Столкнувшись с серьезным препятствием на своем пути к Смоленску, командир французов созвал офицеров на совет. Несмотря на необходимость раздобыть продовольствие, «посчитали благоразумным не идти просить завтрака у русских» и избежать столкновения с ними, свернув в лес, видневшийся вдалеке. Между тем, в русском лагере была объявлена тревога. «Вдруг утром на разсвете,
31 октября,— вспоминал Казин, — мы по звуку барабанов, бивших без умолку тревогу, поднялись все разом и, не зная причины, в несколько минут были на улице». Там полковник М. К. Крыжановский разговаривал с капитаном Фигнером, привезшим, как говорил Казин, «известие о появлении неприятельской колонны в двух верстах от главной квартиры и приказание фельдмаршала нашему полку: “идти к той колонне на встречу, оттеснить и, буде сил хватит, порешить участь ея по тогдашнему обыкновению”. Исполняя повеление светлейшаго полк наш в несколько минут готов был к выступлению». Однако даже Фигнер не знал, в каком направлении двигаться, ибо Казин сообщает ниже: «После получения в главной квартире известия о появлении неприятеля, до сбора нашего полка, прошло более 4-х часов времени, в которое неприятель легко мог переменить свою дирекцию». {55} Сам Крыжановский писал, что приказ получил от Коновницына, которого известил, что в 9 часов утра «выступил с полком из квартир, за неприятелем пробиравшимся лесами от деревни Радушвиной в направлении к г. Смоленску или Красному», и продолжил: «В повелении вашего Превосходительства сказано мне следовать чрез село Бонды к Радушкову». {56}
55
Видимо, Фигнер уехал в Петербург 31 октября (12 ноября). Этим днём датируется рекомендательное письмо Вильсона лорду Кэткарту из Лабково: «Прошу вас принять в благосклонность вашу полковника Фигнера, оказавшего столь отличные заслуги» (ВУА. XIX. 164; Вильсон. 217).
56
VieUlot. 131–132; Пущин. 70; Рассказ Д. Н. Казина о взятии в плен французского отряда при с.
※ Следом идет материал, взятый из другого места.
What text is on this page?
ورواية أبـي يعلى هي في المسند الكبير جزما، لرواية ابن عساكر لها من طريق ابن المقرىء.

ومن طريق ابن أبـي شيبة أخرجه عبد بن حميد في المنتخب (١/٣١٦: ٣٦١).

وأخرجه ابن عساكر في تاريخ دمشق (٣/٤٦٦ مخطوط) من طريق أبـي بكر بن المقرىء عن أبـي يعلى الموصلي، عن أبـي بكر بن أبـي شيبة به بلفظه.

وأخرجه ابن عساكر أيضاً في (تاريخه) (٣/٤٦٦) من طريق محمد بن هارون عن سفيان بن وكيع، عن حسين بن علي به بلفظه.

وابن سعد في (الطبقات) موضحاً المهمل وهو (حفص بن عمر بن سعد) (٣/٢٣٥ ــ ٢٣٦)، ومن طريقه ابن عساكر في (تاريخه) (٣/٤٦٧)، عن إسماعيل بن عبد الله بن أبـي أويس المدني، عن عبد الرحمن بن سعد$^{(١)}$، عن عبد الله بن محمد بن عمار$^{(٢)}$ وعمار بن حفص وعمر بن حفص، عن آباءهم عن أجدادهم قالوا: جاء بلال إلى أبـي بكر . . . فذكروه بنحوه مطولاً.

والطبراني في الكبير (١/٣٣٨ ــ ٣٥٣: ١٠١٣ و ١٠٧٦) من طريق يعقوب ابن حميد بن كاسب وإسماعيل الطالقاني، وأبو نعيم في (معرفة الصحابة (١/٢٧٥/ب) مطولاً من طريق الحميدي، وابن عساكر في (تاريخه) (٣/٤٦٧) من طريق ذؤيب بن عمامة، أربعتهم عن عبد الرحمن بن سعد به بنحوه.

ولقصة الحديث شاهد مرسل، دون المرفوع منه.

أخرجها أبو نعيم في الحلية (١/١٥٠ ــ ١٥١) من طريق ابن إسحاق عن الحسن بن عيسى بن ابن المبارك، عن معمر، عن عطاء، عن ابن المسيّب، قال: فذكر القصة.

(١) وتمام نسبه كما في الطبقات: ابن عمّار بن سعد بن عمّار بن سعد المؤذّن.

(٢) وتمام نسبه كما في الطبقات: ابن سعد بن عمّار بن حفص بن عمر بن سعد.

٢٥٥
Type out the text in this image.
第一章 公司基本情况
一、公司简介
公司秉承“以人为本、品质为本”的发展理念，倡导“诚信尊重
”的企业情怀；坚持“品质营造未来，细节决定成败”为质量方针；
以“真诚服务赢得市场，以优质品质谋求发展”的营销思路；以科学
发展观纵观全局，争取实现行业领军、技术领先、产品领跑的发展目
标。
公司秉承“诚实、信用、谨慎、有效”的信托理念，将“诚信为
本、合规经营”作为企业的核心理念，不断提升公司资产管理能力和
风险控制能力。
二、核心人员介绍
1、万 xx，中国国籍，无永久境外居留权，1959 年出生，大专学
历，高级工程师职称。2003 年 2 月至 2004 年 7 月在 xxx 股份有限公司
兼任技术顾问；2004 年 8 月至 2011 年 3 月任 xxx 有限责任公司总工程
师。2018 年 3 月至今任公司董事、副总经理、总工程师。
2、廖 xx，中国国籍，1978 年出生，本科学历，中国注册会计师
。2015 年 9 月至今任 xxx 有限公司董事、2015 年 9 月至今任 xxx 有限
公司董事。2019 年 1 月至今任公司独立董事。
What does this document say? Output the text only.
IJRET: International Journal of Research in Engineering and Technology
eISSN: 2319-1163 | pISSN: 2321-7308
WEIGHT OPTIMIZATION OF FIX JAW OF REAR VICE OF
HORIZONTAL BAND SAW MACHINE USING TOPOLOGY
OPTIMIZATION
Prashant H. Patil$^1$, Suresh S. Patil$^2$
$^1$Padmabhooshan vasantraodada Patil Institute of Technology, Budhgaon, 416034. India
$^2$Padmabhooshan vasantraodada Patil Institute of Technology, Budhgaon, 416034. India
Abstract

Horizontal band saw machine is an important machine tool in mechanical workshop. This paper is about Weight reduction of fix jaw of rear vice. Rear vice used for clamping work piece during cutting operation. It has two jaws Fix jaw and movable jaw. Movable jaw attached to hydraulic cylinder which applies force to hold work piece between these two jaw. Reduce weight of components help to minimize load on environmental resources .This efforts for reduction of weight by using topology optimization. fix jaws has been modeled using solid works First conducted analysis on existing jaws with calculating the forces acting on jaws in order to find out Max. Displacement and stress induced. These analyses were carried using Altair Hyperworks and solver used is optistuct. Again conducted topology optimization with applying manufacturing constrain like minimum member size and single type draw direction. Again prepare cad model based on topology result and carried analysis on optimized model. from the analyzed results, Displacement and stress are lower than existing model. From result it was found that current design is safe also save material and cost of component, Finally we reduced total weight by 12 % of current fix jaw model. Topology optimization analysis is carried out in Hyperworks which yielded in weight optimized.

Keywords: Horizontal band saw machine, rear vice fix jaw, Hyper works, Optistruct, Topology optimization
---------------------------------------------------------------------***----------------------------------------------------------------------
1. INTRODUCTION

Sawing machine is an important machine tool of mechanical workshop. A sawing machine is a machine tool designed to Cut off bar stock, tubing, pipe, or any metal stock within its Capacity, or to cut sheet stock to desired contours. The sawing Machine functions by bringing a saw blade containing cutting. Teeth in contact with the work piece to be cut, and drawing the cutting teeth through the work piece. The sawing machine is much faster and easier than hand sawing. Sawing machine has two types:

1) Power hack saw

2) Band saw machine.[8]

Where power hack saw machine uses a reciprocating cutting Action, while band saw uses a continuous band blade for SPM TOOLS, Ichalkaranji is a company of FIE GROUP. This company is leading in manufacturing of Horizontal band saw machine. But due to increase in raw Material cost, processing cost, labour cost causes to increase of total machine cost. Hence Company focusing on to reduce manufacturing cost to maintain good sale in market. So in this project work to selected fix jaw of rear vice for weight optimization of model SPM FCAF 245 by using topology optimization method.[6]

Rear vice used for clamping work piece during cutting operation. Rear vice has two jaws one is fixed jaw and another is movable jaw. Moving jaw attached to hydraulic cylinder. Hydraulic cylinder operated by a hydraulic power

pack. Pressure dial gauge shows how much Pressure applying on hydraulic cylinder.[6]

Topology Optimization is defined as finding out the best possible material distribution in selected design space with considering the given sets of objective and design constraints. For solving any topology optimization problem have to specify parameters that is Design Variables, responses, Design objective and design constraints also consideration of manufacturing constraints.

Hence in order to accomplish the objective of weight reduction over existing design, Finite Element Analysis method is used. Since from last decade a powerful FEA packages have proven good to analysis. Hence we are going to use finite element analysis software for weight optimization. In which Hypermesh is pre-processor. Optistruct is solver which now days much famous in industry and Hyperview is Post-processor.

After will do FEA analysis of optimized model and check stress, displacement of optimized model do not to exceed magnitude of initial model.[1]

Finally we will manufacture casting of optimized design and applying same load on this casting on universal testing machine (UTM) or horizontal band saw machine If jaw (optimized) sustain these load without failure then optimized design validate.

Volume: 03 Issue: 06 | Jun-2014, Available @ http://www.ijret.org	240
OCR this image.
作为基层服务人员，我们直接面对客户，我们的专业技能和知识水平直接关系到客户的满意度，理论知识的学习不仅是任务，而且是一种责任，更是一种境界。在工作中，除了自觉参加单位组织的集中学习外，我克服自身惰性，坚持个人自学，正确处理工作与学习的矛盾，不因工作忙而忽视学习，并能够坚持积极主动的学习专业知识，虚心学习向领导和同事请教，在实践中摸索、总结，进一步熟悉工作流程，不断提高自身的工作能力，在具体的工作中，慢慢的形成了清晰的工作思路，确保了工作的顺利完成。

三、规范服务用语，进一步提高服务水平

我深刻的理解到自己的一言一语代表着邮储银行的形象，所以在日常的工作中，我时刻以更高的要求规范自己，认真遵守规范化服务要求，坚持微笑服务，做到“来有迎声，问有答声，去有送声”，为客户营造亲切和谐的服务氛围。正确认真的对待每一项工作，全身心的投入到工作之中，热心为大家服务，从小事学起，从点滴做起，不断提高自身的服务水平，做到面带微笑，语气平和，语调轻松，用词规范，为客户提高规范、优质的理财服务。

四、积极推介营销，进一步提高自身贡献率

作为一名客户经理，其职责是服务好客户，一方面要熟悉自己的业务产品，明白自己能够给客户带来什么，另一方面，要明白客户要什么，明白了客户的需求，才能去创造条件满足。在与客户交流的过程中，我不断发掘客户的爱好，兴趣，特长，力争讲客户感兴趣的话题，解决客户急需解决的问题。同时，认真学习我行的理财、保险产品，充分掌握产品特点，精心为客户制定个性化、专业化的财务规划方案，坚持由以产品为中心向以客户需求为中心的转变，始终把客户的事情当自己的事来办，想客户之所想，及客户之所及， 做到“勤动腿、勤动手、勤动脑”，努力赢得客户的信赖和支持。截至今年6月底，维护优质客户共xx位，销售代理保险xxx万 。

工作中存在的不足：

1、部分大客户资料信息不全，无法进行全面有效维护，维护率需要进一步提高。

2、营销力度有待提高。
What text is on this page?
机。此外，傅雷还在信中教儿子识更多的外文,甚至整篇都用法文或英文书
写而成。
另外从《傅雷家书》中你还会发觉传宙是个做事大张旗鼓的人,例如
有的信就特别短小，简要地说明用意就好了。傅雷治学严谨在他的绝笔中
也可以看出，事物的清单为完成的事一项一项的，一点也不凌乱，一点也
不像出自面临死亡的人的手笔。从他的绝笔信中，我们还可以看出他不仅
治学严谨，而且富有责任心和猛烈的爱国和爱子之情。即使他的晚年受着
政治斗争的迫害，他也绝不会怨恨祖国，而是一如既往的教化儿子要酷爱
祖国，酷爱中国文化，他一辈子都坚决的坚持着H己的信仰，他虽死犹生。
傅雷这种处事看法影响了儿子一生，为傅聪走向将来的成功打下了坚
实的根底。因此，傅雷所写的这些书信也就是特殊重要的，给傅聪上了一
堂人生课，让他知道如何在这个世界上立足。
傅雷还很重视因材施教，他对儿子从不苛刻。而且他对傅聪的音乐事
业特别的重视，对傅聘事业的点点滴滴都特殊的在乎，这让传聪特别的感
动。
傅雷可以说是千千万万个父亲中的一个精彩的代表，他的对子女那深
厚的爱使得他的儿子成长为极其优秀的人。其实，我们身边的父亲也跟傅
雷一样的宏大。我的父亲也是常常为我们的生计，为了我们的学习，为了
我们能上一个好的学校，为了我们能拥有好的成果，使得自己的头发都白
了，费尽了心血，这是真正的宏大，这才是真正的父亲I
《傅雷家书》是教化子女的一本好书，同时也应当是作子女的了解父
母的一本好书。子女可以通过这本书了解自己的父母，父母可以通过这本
Княжом // Марин А. Н. КРАТКИЙ ОЧЕРК ИСТОРИИ ЛЕЙБ-ГВАРДИИ ФИНЛЯНДСКОГО ПОЛКА. Кн. 2. СПб., 1846. С. 64–65; Ростковский. 134, 135, 136 (помимо рассказа Казина и рапорта Крыжановского, автор использовал послужные списки офицеров, журнал военных действий 5-го корпуса, биографию Крьіжановского и «Походные записки 1812–1813 гг. от Тарутина до Кульма» неизвестного автора); Бумаги П. И. Щукина. Ч. IX. М., 1905. С. 270–271; Гулевич С. А. ИСТОРИЯ ЛЕЙБ-ГВАРДИИ ФИНЛЯНДСКОГО ПОЛКА. Ч. 1. СПб., 1906. С. 237–238. Рапорт Крыжановского и более подробный рассказ Казина весьма значительно различаются в том, что касается последовательности событий. Может быть поэтому Гулевич фактически отказался от согласования этих двух источников, ограничившись пересказом версии Казина. Полагаем, что в данном отношении надлежит следовать за рапортом Крыжановского, как документом более строгим и официальным, а главное — написанным вскоре после событий; «полк. Крыжановского реляция небольшой стычки при д. Горбачевой, № 871» была получена в Главной квартире 3 (15) ноября (ВУА. XVII. 84).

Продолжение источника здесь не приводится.